Long runs of homozygosity are enriched for deleterious variation

Abstract

Exome sequencing offers the potential to study the population-genomic variables that underlie patterns of deleterious variation. Runs of homozygosity (ROH) are long stretches of consecutive homozygous genotypes probably reflecting segments shared identically by descent as the result of processes such as consanguinity, population size reduction, and natural selection. The relationship between ROH and patterns of predicted deleterious variation can provide insight into the way in which these processes contribute to the maintenance of deleterious variants. Here, we use exome sequencing to examine ROH in relation to the distribution of deleterious variation in 27 individuals of varying levels of apparent inbreeding from 6 human populations. A significantly greater fraction of all genome-wide predicted damaging homozygotes fall in ROH than would be expected from the corresponding fraction of nondamaging homozygotes in ROH (p < 0.001). This pattern is strongest for long ROH (p < 0.05). ROH, and especially long ROH, harbor disproportionately more deleterious homozygotes than would be expected on the basis of the total ROH coverage of the genome and the genomic distribution of nondamaging homozygotes. The results accord with a hypothesis that recent inbreeding, which generates long ROH, enables rare deleterious variants to exist in homozygous form.
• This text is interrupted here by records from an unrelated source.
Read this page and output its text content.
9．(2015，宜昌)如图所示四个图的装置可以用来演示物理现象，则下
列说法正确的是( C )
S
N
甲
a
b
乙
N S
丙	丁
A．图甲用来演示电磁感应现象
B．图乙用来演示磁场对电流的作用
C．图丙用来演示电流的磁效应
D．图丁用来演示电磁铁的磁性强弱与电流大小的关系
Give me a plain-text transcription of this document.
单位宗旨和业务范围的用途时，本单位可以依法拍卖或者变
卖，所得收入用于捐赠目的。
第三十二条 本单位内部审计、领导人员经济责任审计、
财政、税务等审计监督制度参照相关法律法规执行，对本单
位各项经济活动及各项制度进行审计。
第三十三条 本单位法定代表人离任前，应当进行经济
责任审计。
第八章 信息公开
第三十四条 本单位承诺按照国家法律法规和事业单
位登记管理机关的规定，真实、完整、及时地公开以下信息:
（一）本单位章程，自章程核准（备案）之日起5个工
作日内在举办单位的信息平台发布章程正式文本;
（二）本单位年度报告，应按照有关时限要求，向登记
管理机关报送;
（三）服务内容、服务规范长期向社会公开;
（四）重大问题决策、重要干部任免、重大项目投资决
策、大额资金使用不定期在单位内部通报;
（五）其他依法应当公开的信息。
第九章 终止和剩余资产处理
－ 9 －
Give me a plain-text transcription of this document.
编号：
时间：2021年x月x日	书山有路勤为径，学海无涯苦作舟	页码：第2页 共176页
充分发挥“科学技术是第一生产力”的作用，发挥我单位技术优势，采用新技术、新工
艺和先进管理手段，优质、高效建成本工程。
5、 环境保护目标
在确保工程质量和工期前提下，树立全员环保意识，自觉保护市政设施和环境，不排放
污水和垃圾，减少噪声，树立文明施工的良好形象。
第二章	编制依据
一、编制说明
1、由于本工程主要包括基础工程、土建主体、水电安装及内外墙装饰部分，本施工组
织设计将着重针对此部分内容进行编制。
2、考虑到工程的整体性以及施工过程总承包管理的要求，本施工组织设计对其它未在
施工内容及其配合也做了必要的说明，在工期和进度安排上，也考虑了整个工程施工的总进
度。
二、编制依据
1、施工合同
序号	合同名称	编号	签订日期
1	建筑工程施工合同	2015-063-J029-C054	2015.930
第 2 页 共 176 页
Thus, just as inbreeding can elevate the occurrence of rare recessive diseases that represent homozygotes for strongly deleterious mutations, inbreeding magnifies the occurrence of mildly deleterious variants as well.

Figure 1

ROH Coverage across Individual Genomes The y axis gives the percentage of individual genomes covered by short (class A), medium (class B), and long (class C) ROH. Numbers on the x axis represent identification numbers in the HGDP-CEPH diversity panel.

Figure 2

PolyPhen2 Classification of the Final Set of 54,359 Variants after All Filtering

Figure 3

The Number of Damaging Nonreference Homozygotes versus the Fraction of the Genome Covered by ROH for Each Individual Red points represent the number of damaging homozygotes falling within ROH regions, and black points represent the number of damaging homozygotes falling outside ROH regions.

Figure 4

The Fraction of All Genome-wide Nonreference Homozygotes Falling in ROH Regions versus the Fraction of the Genome Covered by ROH, for Each Individual (A) Any ROH region. (B) Short (class A) ROH regions. (C) Medium (class B) ROH regions. (D) Long (class C) ROH regions. Red points represent damaging homozygotes, and blue points represent nondamaging homozygotes.

Figure 5

The Fraction of All Genome-wide Nonreference Homozygotes Falling in Different Sized ROH versus the Fraction of the Genome Covered by ROH, for Each Individual Orange points represent damaging homozygotes in long (class C) ROH regions, and green points represent damaging homozygotes in short (class A) ROH regions.

Figure 6

The Fraction of All Private Nonreference Variants that Are Synonymous or Missense Variants Private variants are defined as variants for which the nonreference allele appears only in a single population in our sample. Missense variants are further split by PolyPhen2 into predicted benign, predicted possibly damaging, and predicted probably damaging classes.

Figure 7

The Fraction of All Genome-wide Nonreference Homozygotes Falling in ROH Regions for Nondamaging Variants, Nonsense Variants, and LoF Nonsense Variants versus the Fraction of the Genome Covered by ROH, for Individuals Grouped into “Low-ROH” and “High-ROH” Groups (A) Any ROH region. (B) Short (class A) ROH regions. (C) Medium (class B) ROH regions. (D) Long (class C) ROH regions. Means that exceed the mean for benign sites for the same ROH coverage class at the p < 0.05 significance level are indicated by asterisks.